TCP Server - RST,ACK (Debian Linux)

I'm have a problem with TCP Server (
Server send packet with RST,ACK flag to tcp client - periodic ~120 sec. And establishes a new session.

Why is this happening? Can I set it up somehow?

let done = listener.incoming().map_err(
   move |e| { /* log error */}).for_each(move |socket| {

   socket.set_nodelay(true).expect("Cannot set no delay option.");
   let dur = Duration::from_secs(300);
   socket.set_keepalive(Some(dur)).expect("Cannot set keepalive option.");
   socket.set_linger(Some(dur)).expect("Cannot set keepalive option.");
   socket.set_ttl(250).expect("set_ttl failed");

    let processor = tcp_reader.for_each(
      move |bytes|{
           /* Process */ 
      }).and_then(move |()| {
      }).or_else(move |err| {
      }).then(move |result| {


Wireshark dump file - modbus_rst_ack_problem.pcapng

You need to give more details. I will note that you're linking to outdated Tokio documentation.

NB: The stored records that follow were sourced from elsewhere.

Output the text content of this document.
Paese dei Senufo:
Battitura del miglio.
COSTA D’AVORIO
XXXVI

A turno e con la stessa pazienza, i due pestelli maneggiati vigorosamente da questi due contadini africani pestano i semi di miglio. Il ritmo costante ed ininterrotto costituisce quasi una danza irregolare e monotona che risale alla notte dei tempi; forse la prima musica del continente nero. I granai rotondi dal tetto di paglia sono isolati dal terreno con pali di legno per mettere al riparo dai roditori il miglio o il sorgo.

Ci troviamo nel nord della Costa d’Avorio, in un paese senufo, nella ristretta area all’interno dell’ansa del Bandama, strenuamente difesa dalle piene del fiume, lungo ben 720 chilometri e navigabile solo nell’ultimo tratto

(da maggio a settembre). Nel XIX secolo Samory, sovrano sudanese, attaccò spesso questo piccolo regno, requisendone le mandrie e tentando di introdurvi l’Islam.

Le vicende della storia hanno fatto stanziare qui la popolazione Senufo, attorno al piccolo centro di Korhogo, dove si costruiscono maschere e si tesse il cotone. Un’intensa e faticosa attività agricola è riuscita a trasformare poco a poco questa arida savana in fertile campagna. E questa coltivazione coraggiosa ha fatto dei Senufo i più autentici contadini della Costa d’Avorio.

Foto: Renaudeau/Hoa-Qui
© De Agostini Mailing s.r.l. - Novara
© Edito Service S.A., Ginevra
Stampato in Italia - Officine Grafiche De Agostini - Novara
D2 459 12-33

It might be some sort of timeout.

If you are leaving a connection open and idle for a long time, has the client been configured to send keepalive packets (tokio::net::TcpStream::set_keepalive())?


let dur = Duration::from_secs(1000);
socket.set_keepalive(Some(dur)).expect("Cannot set keepalive option.");
$ cat /proc/sys/net/ipv4/tcp_keepalive_time 

Have you tried decreasing your keepalive interval? You're sending a keepalive every 1000 seconds, but the connection times out after only 100 seconds.

1 Like

Yes. Has no effect.
The server sends RST, ACK every 120 seconds.

PS. How to get TCP Header from TcpStream?

You can't.

A TcpStream is an abstraction over TCP that provides you with a stream of bytes, so it tries to hide things like the existence of TCP packets and headers. Most TcpStream types will deliberately only expose functions for reading/writing data, and maybe a couple simple knobs like timeouts or keep-alives.

If you want access to the TCP headers then you'd need to use a different TCP library. Maybe something that lets you work with raw sockets from the OS and gives you fine-grained access like pnet.